Sun, 24 Nov 2002

Police attempt to link Bali bombings with JI

The Jakarta Post, Jakarta

Following the arrest of Imam Samudra, the alleged mastermind of the Bali bombings, National Police Chief Gen. Da'i Bachtiar said on Saturday that police would investigate links between the alleged bombers and terrorist networks, including Jemaah Islamiyah (JI).

"We will attempt more accurately to get information through our interrogations as to the relations between the perpetrators as well as whether or not they have links to other organizations, whatever their names, including JI," Da'i told reporters at National Police Headquarters.

Da'i admitted that police had yet to reach a final conclusion as to whether Imam Samudra and his alleged accomplices belonged to Jamaah Islamiyah.

"But, he (Samudra) has admitted that those guys gathered as people with "shared ideas and opinions" which prompted them to conduct these actions (bombings)," Da'i said.

The United Nations has declared Jemaah Islamiyah a terrorist group for its links to al-Qaeda, Osama bin Laden's terrorist network believed responsible for the Sept. 11 attacks in the U.S. last year.

Indonesian authorities have repeatedly denied any cells of the terrorist group exist here.

Many believe that JI was behind the Bali attack, which killed at least 192 people and injured more than 300. Reported confessed terrorist kingpin Al Faruq, reportedly in U.S. custody in Afghanistan, claims that US$74,000 was transferred by a Saudi Arabian donor to a JI operative in Southeast Asia to purchase explosives which could have been used in Bali.

Any link between the Bali bombings and JI is likely to implicate Abu Bakar Ba'asyir, who is now under police detention as a suspect in bombing cases in 2000 and treason in 1999.

Ba'asyir is refusing to cooperate till a list of demands is met.

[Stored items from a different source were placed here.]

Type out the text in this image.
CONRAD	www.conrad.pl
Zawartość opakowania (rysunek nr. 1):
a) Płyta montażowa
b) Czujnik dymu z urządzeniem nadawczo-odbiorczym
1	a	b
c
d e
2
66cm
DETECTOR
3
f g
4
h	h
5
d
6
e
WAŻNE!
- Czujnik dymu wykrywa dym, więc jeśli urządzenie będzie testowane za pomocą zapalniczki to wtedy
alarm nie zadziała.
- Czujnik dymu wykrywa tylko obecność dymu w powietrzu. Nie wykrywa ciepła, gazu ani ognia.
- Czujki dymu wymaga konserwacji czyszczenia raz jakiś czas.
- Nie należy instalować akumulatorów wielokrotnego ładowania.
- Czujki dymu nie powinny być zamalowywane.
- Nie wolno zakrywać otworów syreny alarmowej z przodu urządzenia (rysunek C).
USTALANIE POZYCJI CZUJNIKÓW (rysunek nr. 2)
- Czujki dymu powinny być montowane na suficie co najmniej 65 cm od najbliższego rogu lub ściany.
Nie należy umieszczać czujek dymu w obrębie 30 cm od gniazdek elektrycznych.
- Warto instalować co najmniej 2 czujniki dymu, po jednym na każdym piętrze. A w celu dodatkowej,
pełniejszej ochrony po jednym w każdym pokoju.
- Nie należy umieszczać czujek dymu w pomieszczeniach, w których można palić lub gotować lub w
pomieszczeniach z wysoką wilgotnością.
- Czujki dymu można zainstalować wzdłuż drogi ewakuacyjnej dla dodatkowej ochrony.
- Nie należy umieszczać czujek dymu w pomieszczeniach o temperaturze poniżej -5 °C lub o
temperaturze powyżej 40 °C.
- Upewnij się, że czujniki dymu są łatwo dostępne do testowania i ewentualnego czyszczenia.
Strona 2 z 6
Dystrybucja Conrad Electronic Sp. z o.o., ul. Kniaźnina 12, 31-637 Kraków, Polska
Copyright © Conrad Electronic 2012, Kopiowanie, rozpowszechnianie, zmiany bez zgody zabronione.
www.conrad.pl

Police asked prosecutors last week for a 40-day extension of Ba'asyir's detention to complete the investigation files.

Two teams from the police laboratory and the Australian Federal Police combed three rented houses where Samodra reportedly stayed in order to obtain the DNA of the people who used the premises.

Da'i said Imam would be interrogated at Cilegon Police Headquarters until police completed their investigations in Banten.

"After we finish our investigation in Banten, we will transfer him," Da'i said, adding that Bali remained the base of operations.

Da'i was talking following a meeting with the Indonesian Association of Cleric and Management of Islamic Boarding Schools.

The Muslim clerics met with police to raise concerns over public rumors that police would launch raids on Islamic schools suspected of harboring suspected terrorists.

"We condemn the attack and call on the police to arrest the perpetrators and masterminds alike," association chairman Hasib Wahab Chasbullah said.

The association also urged police to charge anyone found to have played a role in the attacks, even if leaders of Islamic boarding schools were implicated, Hasib said.

"Any involvement (in the bombings) is their personal responsibility, not linked to Islamic boarding school institutions, even to Islam in general as Islam never teaches violence, but peace," said Hasib.

Hasib said any act of anarchy or violence was against Islamic values.